解決策と課題
社内承継
社内に優秀な候補者がいても
資金面の問題が大きなハードルに
有能な社員に後を任せたいと考える経営者は以前に比べ、増えているといわれています。
都内のデータになりますが、東京商工会議所「東京23区内企業の事業承継の実態に関するアンケート調査」によると、後継者候補は「息子」「娘」「娘婿」など親族が7割近くを占めているものの、「親族以外の役員・従業員」も約2割と高い数字になっています。
ところが、社内承継は非常に難しいのが現実です。「この人なら」と選んだ人材ですから、能力や実績、信頼の面ではおそらく申し分ないのですが、その人が株を買い取る資金を調達するというハードルを、なかなか越えられないのです。
加えて、連帯保証人の地位を承継しなければならないこともネックになります。金融機関等に認めてもらうことも必要ですし、資金的なことも含めて大きな重責を担うことに関して、その人の家族の賛成・協力も得なければならないでしょう。
私の経験では、社内承継は株の買い取りと連帯保証の問題をクリアできず、結局は頓挫してしまうことがほとんどです。
優良な企業ほど株の価値が上がり
社内承継が難しくなるというジレンマも
株の買い取りに関しては、優良な企業ほど株の価値が高くなり、社内承継が難しくなるというジレンマもあります。優良企業は優秀な人材を数多く擁していますから、後継者候補となる素晴らしい人がいる可能性も高いのですが、役員の地位にあるとしても一介のサラリーマンが数億円、場合によっては数十億円の株を買い取るというのは、現実的な話とはいえません。

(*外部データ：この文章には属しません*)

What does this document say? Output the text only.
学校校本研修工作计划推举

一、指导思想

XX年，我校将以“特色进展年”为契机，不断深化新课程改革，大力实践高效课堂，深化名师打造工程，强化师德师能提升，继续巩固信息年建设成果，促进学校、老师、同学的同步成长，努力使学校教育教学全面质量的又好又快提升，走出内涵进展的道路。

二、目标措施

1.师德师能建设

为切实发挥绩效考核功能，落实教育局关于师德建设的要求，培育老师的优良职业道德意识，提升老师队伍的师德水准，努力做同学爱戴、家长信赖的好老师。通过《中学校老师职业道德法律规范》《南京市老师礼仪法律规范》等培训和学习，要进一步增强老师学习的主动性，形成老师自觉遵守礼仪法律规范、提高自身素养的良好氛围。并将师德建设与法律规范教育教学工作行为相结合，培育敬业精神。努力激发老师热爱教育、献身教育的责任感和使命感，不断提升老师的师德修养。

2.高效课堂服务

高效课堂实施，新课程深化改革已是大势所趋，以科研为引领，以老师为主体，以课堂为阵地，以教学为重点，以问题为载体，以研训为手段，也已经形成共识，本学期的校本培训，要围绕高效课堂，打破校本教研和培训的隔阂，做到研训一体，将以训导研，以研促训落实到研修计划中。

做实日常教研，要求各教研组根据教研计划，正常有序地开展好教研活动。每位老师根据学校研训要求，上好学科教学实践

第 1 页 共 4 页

もし能力、実績ともに十分な後継者候補がいて、後は資金面の問題だけという状況ならば、その人を社長にすることを条件にM&Aをすれば、問題は解決します。相続税評価とM&A評価では、のれん代などが加味されるM&A評価のほうが高くなることが一般的ですので、経営者の方にとってもメリットは大きいと思います。